A team of engineering undergraduate students at UT-Arlington are rolling in praise after patenting a smart bandage that can ease the pain of recovery.
The team created the bandage, which is capable of delivering drugs to a wound on a schedule, as part of their senior design project in 2010. They won awards for and presented at conferences about their invention, which was patented in December 2016 under the name Controlled Release Nanoparticulate Matter Delivery System.
The team set out to create a bandage that would better heal wounds and burns. One issue with treating wounds is that changing bandages can increase the chance of infection, said Letia Blanco, an engineer at defense contracting company Raytheon, who led the student team while at UT-Arlington.
Pranesh Aswath, UT-Arlington material sciences and engineering professor and one of two faculty advisors of the project, added that burns in particular are painful when handled and can require multiple medications for healing.
“When you have a need for multiple different drugs — possibly at different time points — it’s a huge challenge to deliver those at the burn location,” Aswath said.
The smart bandage mitigates these issues by being rechargeable and releasing designated drugs on a schedule, which reduces the need for frequent bandage changes.
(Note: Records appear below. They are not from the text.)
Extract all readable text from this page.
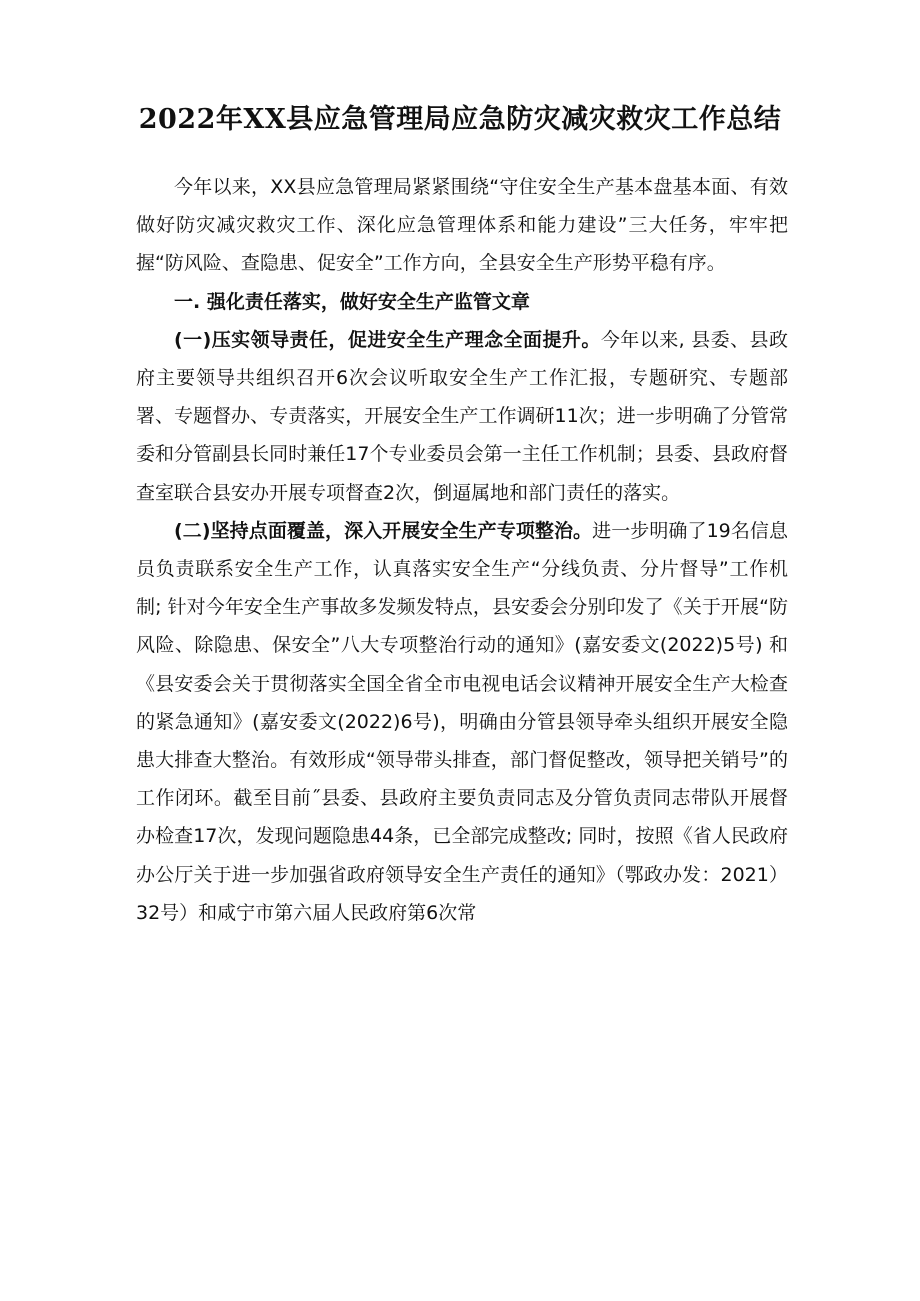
2022年XX县应急管理局应急防灾减灾救灾工作总结

今年以来，XX县应急管理局紧紧围绕“守住安全生产基本盘基本面、有效做好防灾减灾救灾工作、深化应急管理体系和能力建设”三大任务，牢牢把握“防风险、查隐患、促安全”工作方向，全县安全生产形势平稳有序。

一. 强化责任落实，做好安全生产监管文章

(一)压实领导责任，促进安全生产理念全面提升。今年以来, 县委、县政府主要领导共组织召开6次会议听取安全生产工作汇报，专题研究、专题部署、专题督办、专责落实，开展安全生产工作调研11次；进一步明确了分管常委和分管副县长同时兼任17个专业委员会第一主任工作机制；县委、县政府督查室联合县安办开展专项督查2次，倒逼属地和部门责任的落实。

(二)坚持点面覆盖，深入开展安全生产专项整治。进一步明确了19名信息员负责联系安全生产工作，认真落实安全生产“分线负责、分片督导”工作机制; 针对今年安全生产事故多发频发特点，县安委会分别印发了《关于开展“防风险、除隐患、保安全”八大专项整治行动的通知》(嘉安委文(2022)5号) 和《县安委会关于贯彻落实全国全省全市电视电话会议精神开展安全生产大检查的紧急通知》(嘉安委文(2022)6号)，明确由分管县领导牵头组织开展安全隐患大排查大整治。有效形成“领导带头排查，部门督促整改，领导把关销号”的工作闭环。截至目前˝县委、县政府主要负责同志及分管负责同志带队开展督办检查17次，发现问题隐患44条，已全部完成整改; 同时，按照《省人民政府办公厅关于进一步加强省政府领导安全生产责任的通知》（鄂政办发：2021）32号）和咸宁市第六届人民政府第6次常
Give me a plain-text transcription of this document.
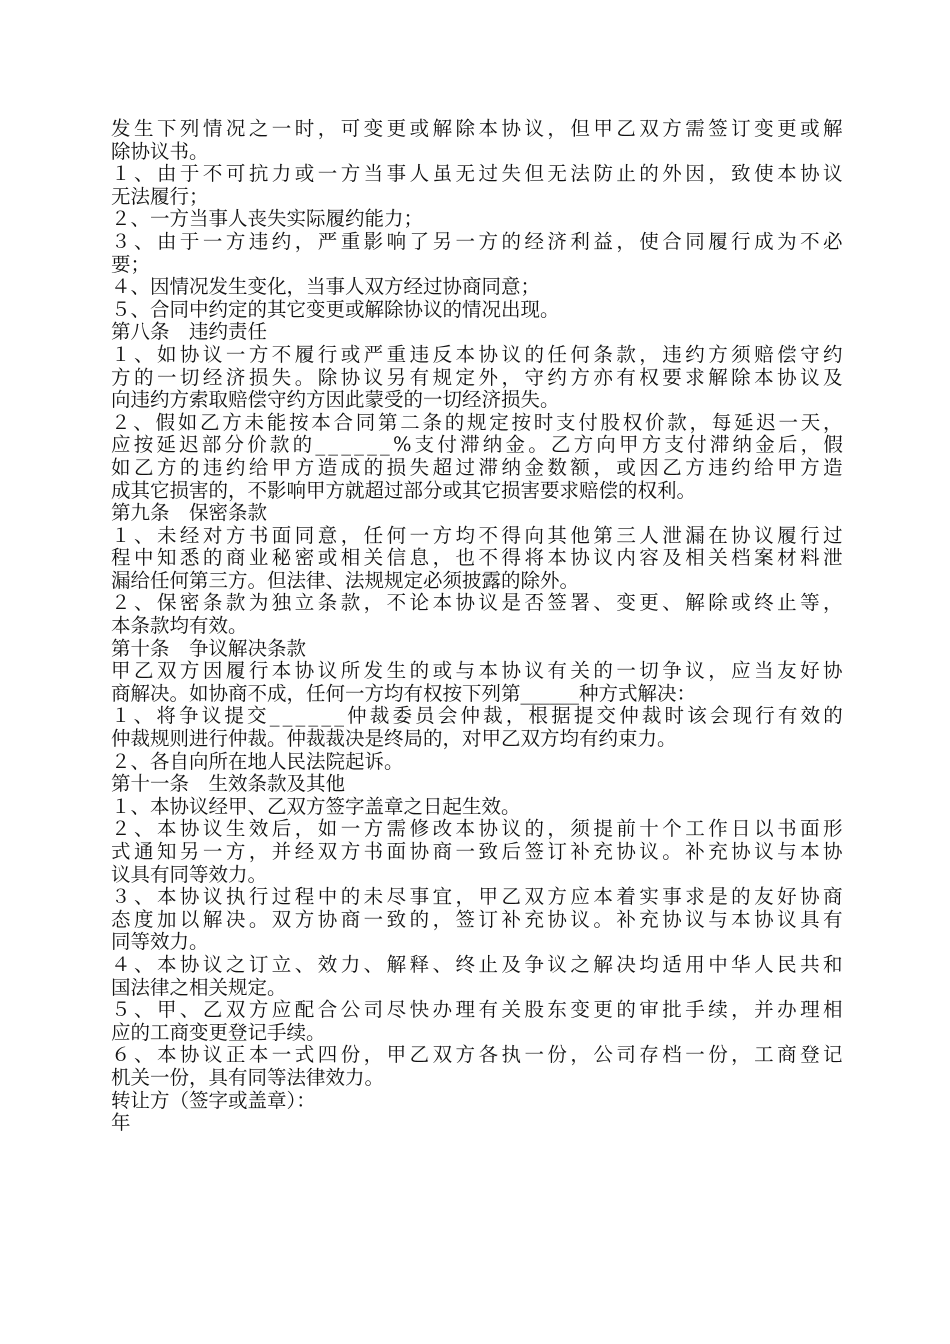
发 生 下 列 情 况 之 一 时 ， 可 变 更 或 解 除 本 协 议 ， 但 甲 乙 双 方 需 签 订 变 更 或 解
除协议书。
１ 、 由 于 不 可 抗 力 或 一 方 当 事 人 虽 无 过 失 但 无 法 防 止 的 外 因 ， 致 使 本 协 议
无法履行；
２、一方当事人丧失实际履约能力；
３ 、 由 于 一 方 违 约 ， 严 重 影 响 了 另 一 方 的 经 济 利 益 ， 使 合 同 履 行 成 为 不 必
要；
４、因情况发生变化，当事人双方经过协商同意；
５、合同中约定的其它变更或解除协议的情况出现。
第八条　违约责任
１ 、 如 协 议 一 方 不 履 行 或 严 重 违 反 本 协 议 的 任 何 条 款 ， 违 约 方 须 赔 偿 守 约
方 的 一 切 经 济 损 失 。 除 协 议 另 有 规 定 外 ， 守 约 方 亦 有 权 要 求 解 除 本 协 议 及
向违约方索取赔偿守约方因此蒙受的一切经济损失。
２ 、 假 如 乙 方 未 能 按 本 合 同 第 二 条 的 规 定 按 时 支 付 股 权 价 款 ， 每 延 迟 一 天 ，
应 按 延 迟 部 分 价 款 的 _ _ _ _ _ _ % 支 付 滞 纳 金 。 乙 方 向 甲 方 支 付 滞 纳 金 后 ， 假
如 乙 方 的 违 约 给 甲 方 造 成 的 损 失 超 过 滞 纳 金 数 额 ， 或 因 乙 方 违 约 给 甲 方 造
成其它损害的，不影响甲方就超过部分或其它损害要求赔偿的权利。
第九条　保密条款
１ 、 未 经 对 方 书 面 同 意 ， 任 何 一 方 均 不 得 向 其 他 第 三 人 泄 漏 在 协 议 履 行 过
程 中 知 悉 的 商 业 秘 密 或 相 关 信 息 ， 也 不 得 将 本 协 议 内 容 及 相 关 档 案 材 料 泄
漏给任何第三方。但法律、法规规定必须披露的除外。
２ 、 保 密 条 款 为 独 立 条 款 ， 不 论 本 协 议 是 否 签 署 、 变 更 、 解 除 或 终 止 等 ，
本条款均有效。
第十条　争议解决条款
甲 乙 双 方 因 履 行 本 协 议 所 发 生 的 或 与 本 协 议 有 关 的 一 切 争 议 ， 应 当 友 好 协
商解决。如协商不成，任何一方均有权按下列第______种方式解决：
１ 、 将 争 议 提 交 _ _ _ _ _ _ 仲 裁 委 员 会 仲 裁 ， 根 据 提 交 仲 裁 时 该 会 现 行 有 效 的
仲裁规则进行仲裁。仲裁裁决是终局的，对甲乙双方均有约束力。
２、各自向所在地人民法院起诉。
第十一条　生效条款及其他
１、本协议经甲、乙双方签字盖章之日起生效。
２ 、 本 协 议 生 效 后 ， 如 一 方 需 修 改 本 协 议 的 ， 须 提 前 十 个 工 作 日 以 书 面 形
式 通 知 另 一 方 ， 并 经 双 方 书 面 协 商 一 致 后 签 订 补 充 协 议 。 补 充 协 议 与 本 协
议具有同等效力。
３ 、 本 协 议 执 行 过 程 中 的 未 尽 事 宜 ， 甲 乙 双 方 应 本 着 实 事 求 是 的 友 好 协 商
态 度 加 以 解 决 。 双 方 协 商 一 致 的 ， 签 订 补 充 协 议 。 补 充 协 议 与 本 协 议 具 有
同等效力。
４ 、 本 协 议 之 订 立 、 效 力 、 解 释 、 终 止 及 争 议 之 解 决 均 适 用 中 华 人 民 共 和
国法律之相关规定。
５ 、 甲 、 乙 双 方 应 配 合 公 司 尽 快 办 理 有 关 股 东 变 更 的 审 批 手 续 ， 并 办 理 相
应的工商变更登记手续。
６ 、 本 协 议 正 本 一 式 四 份 ， 甲 乙 双 方 各 执 一 份 ， 公 司 存 档 一 份 ， 工 商 登 记
机关一份，具有同等法律效力。
转让方（签字或盖章）：
年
“By using our bandage, you can put it on once, recharge the cells — which will release medication on their own schedules — and keep the wound closed off from the dangers of infection,” Blanco said.
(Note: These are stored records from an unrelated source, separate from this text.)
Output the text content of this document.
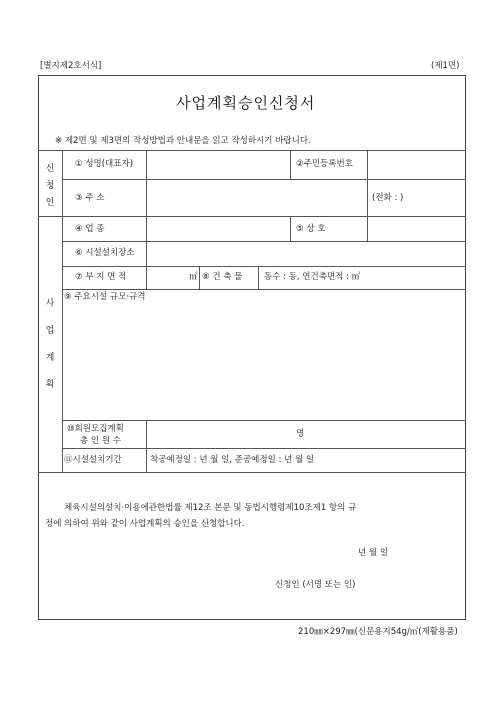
[별지제2호서식]	(제1면)
사업계획승인신청서
※ 제2면 및 제3면의 작성방법과 안내문을 읽고 작성하시기 바랍니다.
신
청
인
① 성명(대표자)	②주민등록번호
③ 주 소	(전화 : )
사
업
계
획
④ 업 종	⑤ 상 호
⑥ 시설설치장소
⑦ 부 지 면 적	㎡ ⑧ 건 축 물	동수 : 동, 연건축면적 : ㎡
⑨ 주요시설 규모·규격
⑩회원모집계획
총 인 원 수
명
⑪시설설치기간	착공예정일 : 년 월 일, 준공예정일 : 년 월 일
체육시설의설치·이용에관한법률 제12조 본문 및 동법시행령제10조제1 항의 규
정에 의하여 위와 같이 사업계획의 승인을 신청합니다.
년 월 일
신청인 (서명 또는 인)
210㎜×297㎜(신문용지54g/㎡(재활용품)
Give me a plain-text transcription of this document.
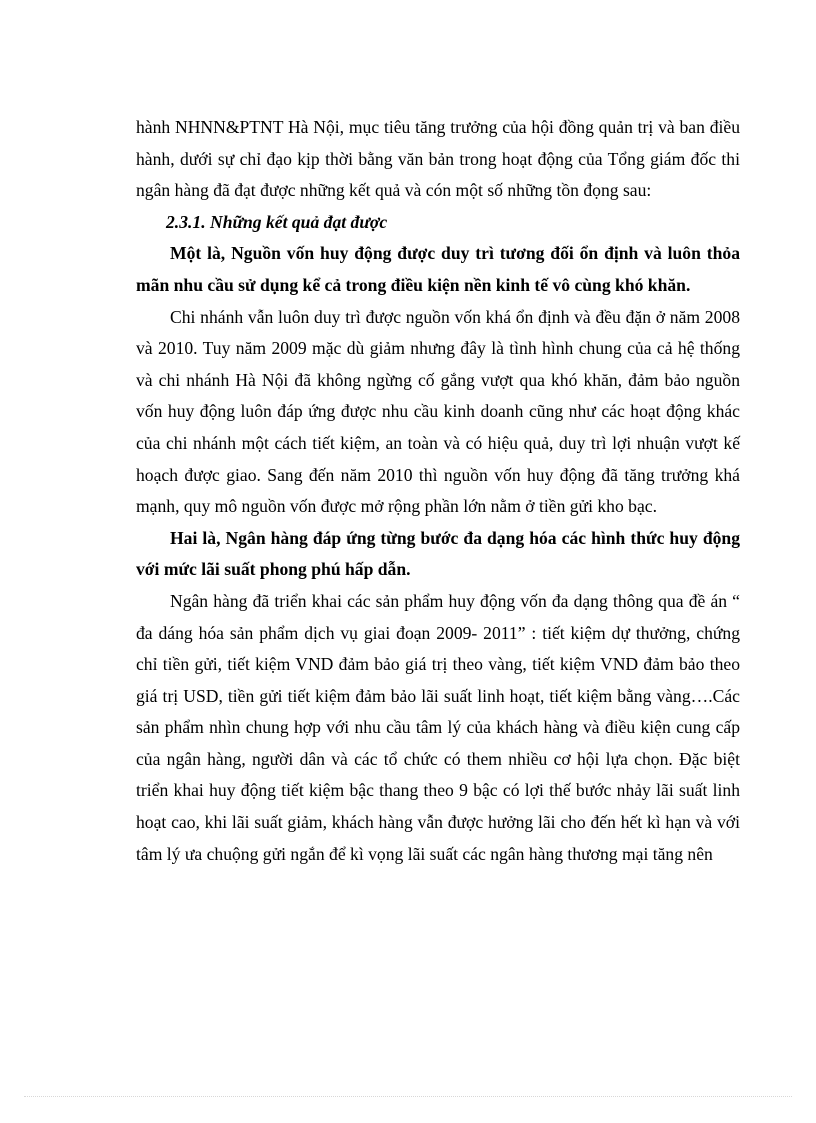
hành NHNN&PTNT Hà Nội, mục tiêu tăng trưởng của hội đồng quản trị và ban điều hành, dưới sự chỉ đạo kịp thời bằng văn bản trong hoạt động của Tổng giám đốc thi ngân hàng đã đạt được những kết quả và cón một số những tồn đọng sau:

2.3.1. Những kết quả đạt được

Một là, Nguồn vốn huy động được duy trì tương đối ổn định và luôn thỏa mãn nhu cầu sử dụng kể cả trong điều kiện nền kinh tế vô cùng khó khăn.

Chi nhánh vẫn luôn duy trì được nguồn vốn khá ổn định và đều đặn ở năm 2008 và 2010. Tuy năm 2009 mặc dù giảm nhưng đây là tình hình chung của cả hệ thống và chi nhánh Hà Nội đã không ngừng cố gắng vượt qua khó khăn, đảm bảo nguồn vốn huy động luôn đáp ứng được nhu cầu kinh doanh cũng như các hoạt động khác của chi nhánh một cách tiết kiệm, an toàn và có hiệu quả, duy trì lợi nhuận vượt kế hoạch được giao. Sang đến năm 2010 thì nguồn vốn huy động đã tăng trưởng khá mạnh, quy mô nguồn vốn được mở rộng phần lớn nằm ở tiền gửi kho bạc.

Hai là, Ngân hàng đáp ứng từng bước đa dạng hóa các hình thức huy động với mức lãi suất phong phú hấp dẫn.

Ngân hàng đã triển khai các sản phẩm huy động vốn đa dạng thông qua đề án “ đa dáng hóa sản phẩm dịch vụ giai đoạn 2009- 2011” : tiết kiệm dự thưởng, chứng chỉ tiền gửi, tiết kiệm VND đảm bảo giá trị theo vàng, tiết kiệm VND đảm bảo theo giá trị USD, tiền gửi tiết kiệm đảm bảo lãi suất linh hoạt, tiết kiệm bằng vàng….Các sản phẩm nhìn chung hợp với nhu cầu tâm lý của khách hàng và điều kiện cung cấp của ngân hàng, người dân và các tổ chức có them nhiều cơ hội lựa chọn. Đặc biệt triển khai huy động tiết kiệm bậc thang theo 9 bậc có lợi thế bước nhảy lãi suất linh hoạt cao, khi lãi suất giảm, khách hàng vẫn được hưởng lãi cho đến hết kì hạn và với tâm lý ưa chuộng gửi ngắn để kì vọng lãi suất các ngân hàng thương mại tăng nên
Blanco described the bandage as a checkerboard, with squares containing different medications held together by a polymer. The medications, such as antibiotics or growth hormones, are released on schedules unique to each drug for each user. The bandage also contains a gel, which controls the wound’s temperature and regulates drug delivery.
For their work, the team won an award from the American Society for Materials International Undergraduate Design Competition in 2011. They also presented their findings at the Biomedical Engineering Conference in 2011 and the American Society of Mechanical Engineers Winter Annual Meeting in 2012.
Aswath said UT-Arlington and Raytheon are discussing the possibility of commercializing the bandage, which was patented in December. He added that the project helps to show the importance of undergraduate research.
“It’s not very common to see undergraduate projects get to this level of sophistication,” Aswath said. “That’s what I’m most proud of — that we were able to get our undergraduate students to do something of this importance.”
Blanco said that the senior design project is a great way for students to utilize what they’ve learned as undergraduates.
“(A senior design project) is really this wonderful culmination of all these different classes,” Blanco said. “It’s an excellent opportunity to take this disparate group of skills you’ve learned from all these different classes and put it together.”